Further potential benefits of the present invention include reduced weight of components and manufacturing cost savings for the end use customer. The total weight for structural components may be reduced by manufacturing product according to the present invention. Fasteners and other related structural members required for joining components to each other are minimized or avoided when the product is machined to its near-net shape as an integrally manufactured product. For example the stiffening members (e.g. stringers) of an aircraft wing panel may be integrally produced with the skin using the method of the present invention. The opportunity for cost savings to the end use customer may include reduced process time to achieve the final part configuration (e.g. less machining or chemical milling time) and reduced process scrap.

It will be readily appreciated by those skilled in the art that modifications may be made to the invention without departing from the concepts disclosed in the foregoing description.

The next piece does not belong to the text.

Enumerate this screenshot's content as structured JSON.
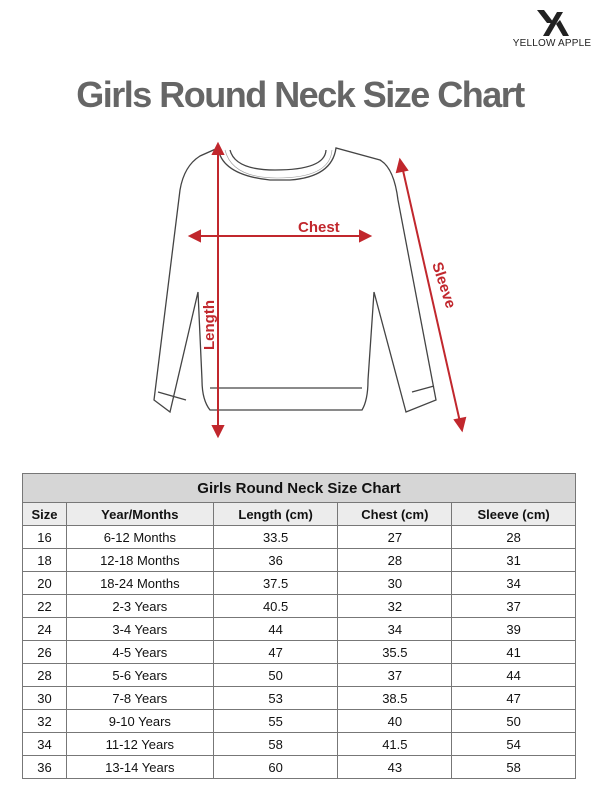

Such modifications are to be considered as included within the following claims unless the claims, by their language, expressly state otherwise. Accordingly, the particular embodiments described in detail herein are illustrative only and are not limiting to the scope of the invention which is to be given the full breadth of the appended claims and any and all equivalents thereof.

Claims

1. A method of producing a heat treatable metal product comprising the ordered steps of:

(a) providing an ingot of a heat treatable metal alloy;

(b) rolling the ingot to a flat product;

(c) removing material from the product to achieve a shape near-net to a desired final shape;

(d) solution heat treating the product;

(e) stretching the product to achieve the desired final shape; and

(f) aging the product.

2. The method of claim 1, wherein the metal alloy is an aluminum alloy.

3. The method of claim 1, wherein step (c) comprises machining the product to achieve the near-net shape.

4. The method of claim 2, wherein the aluminum alloy is selected from the group consisting of AA series 2XXX, 6XXX and 7XXX.

5. The method of claim 2, wherein the flat product is in the F temper.

6. The method of claim 2, wherein the final product is a component of an aircraft.

7. The method of claim 6, wherein the component is a wing panel.

8. The method of claim 7, wherein step (c) comprises machining the near-net shape of a skin and stiffening members in the wing panel.

9. A heat treated metal component produced according to the method of claim 1.

10. The heat treated metal component of claim 9, wherein said product is a component of an aircraft.

11. The heat treated metal component of claim 10, wherein the component is a wing panel.